Morocco - interviewing Richard Harris in Ouarzazate

Filed as:
Location: Ouarzazate, Morocco.

For a few brief months, I was in the good books of the features editors at The Times. I’d written some well-received profiles and investigations and they wanted more.

So when I suggested interviewing the actor Richard Harris in Morocco, where he was playing the title role in a biblical epic Abraham, they said ‘Sure.’ I paid a visit to the cash office in Wapping to pocket a few hundred quid in expenses and booked my flights.

Harris was holed up in Ouarzazate, on the cusp of the Sahara, at a film studio. Outdoor scenes could double for the Middle East: Outside the small town there were barely any signs of human life.

I hired a car and driver in Marrakesh and we set off through the Atlas Mountains, his ancient vehicle creaking up the hills. The wrecks of cars and trucks littered the roadsides, which was ominous.

At the film studio there was drama straight away. Maximilian Schell, playing Pharaoh, stormed off set and drove away in a cloud of dust. The producers had asked him to shave his chest to look like the smooth-skinned hieroglyph images and he refused.

Back at his hotel, Richard Harris treated me to an hour and a half of reminiscence, philosophy, industry gossip and sports chat. He had the most extensive collection of pills and potions I’ve ever seen, warding off heart conditions, high blood pressure and goodness knows what else. Despite decades of celebrity, he was remarkably open and engaging. I really enjoyed his company.

When I cheekily quoted Steven Berkoff writing about hellraising actors who give up drink (as he had) and then boast about it “as though they’ve climbed Everest”, he let loose a furious volley of invective, making me concerned that I’d provoke some medical emergency. But he eventually calmed down and returned to his anecdotes.

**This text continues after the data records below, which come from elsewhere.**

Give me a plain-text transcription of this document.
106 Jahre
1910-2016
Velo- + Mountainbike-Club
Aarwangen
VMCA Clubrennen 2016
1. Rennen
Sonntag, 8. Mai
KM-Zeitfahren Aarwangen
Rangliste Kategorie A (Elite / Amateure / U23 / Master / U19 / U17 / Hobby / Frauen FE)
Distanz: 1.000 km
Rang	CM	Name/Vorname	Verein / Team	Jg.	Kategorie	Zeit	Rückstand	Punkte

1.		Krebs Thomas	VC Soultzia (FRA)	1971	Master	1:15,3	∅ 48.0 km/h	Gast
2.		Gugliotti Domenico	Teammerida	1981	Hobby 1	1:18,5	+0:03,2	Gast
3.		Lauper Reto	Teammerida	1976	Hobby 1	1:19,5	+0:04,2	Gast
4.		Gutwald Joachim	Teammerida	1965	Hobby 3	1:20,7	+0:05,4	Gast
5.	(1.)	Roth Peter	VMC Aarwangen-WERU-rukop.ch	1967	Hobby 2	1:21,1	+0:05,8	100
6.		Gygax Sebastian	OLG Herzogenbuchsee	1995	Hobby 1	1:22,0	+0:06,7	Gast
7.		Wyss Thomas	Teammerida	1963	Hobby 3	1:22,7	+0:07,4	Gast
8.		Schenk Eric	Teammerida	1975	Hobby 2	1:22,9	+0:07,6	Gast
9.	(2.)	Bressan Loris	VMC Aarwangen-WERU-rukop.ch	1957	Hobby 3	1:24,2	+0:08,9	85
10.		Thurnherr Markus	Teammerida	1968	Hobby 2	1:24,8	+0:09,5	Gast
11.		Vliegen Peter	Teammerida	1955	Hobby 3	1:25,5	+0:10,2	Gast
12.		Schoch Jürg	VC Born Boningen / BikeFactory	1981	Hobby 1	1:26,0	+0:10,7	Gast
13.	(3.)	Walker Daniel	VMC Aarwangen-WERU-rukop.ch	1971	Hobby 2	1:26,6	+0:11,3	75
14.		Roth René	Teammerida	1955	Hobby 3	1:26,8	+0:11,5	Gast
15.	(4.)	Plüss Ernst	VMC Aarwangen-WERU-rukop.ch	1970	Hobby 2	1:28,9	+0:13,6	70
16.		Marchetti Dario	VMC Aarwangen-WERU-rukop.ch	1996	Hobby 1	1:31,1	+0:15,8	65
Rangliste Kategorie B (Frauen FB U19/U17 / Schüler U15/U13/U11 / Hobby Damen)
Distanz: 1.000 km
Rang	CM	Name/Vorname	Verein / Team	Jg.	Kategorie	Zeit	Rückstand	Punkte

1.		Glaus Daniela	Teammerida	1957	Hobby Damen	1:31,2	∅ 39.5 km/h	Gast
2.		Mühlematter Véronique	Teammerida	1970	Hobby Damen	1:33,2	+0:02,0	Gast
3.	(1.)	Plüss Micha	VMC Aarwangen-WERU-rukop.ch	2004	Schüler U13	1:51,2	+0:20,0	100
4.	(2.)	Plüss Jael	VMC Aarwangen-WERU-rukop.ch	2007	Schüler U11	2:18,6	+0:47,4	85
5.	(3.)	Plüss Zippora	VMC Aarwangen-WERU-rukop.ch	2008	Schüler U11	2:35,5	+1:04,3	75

The next day, my driver kept chivvying me to leave and go back to Marrakesh. “What’s the hurry?” I asked, since I was paying him for the whole day and it was still morning. He wouldn’t say, but was insistent, so we set off.

It turned out that his car had no lights, so he needed to get back before dark, or else we’d be adding to the roadside wrecks. We made it just in time and I set off into the souk to spend my expenses money on some leather trousers and cowboy boots.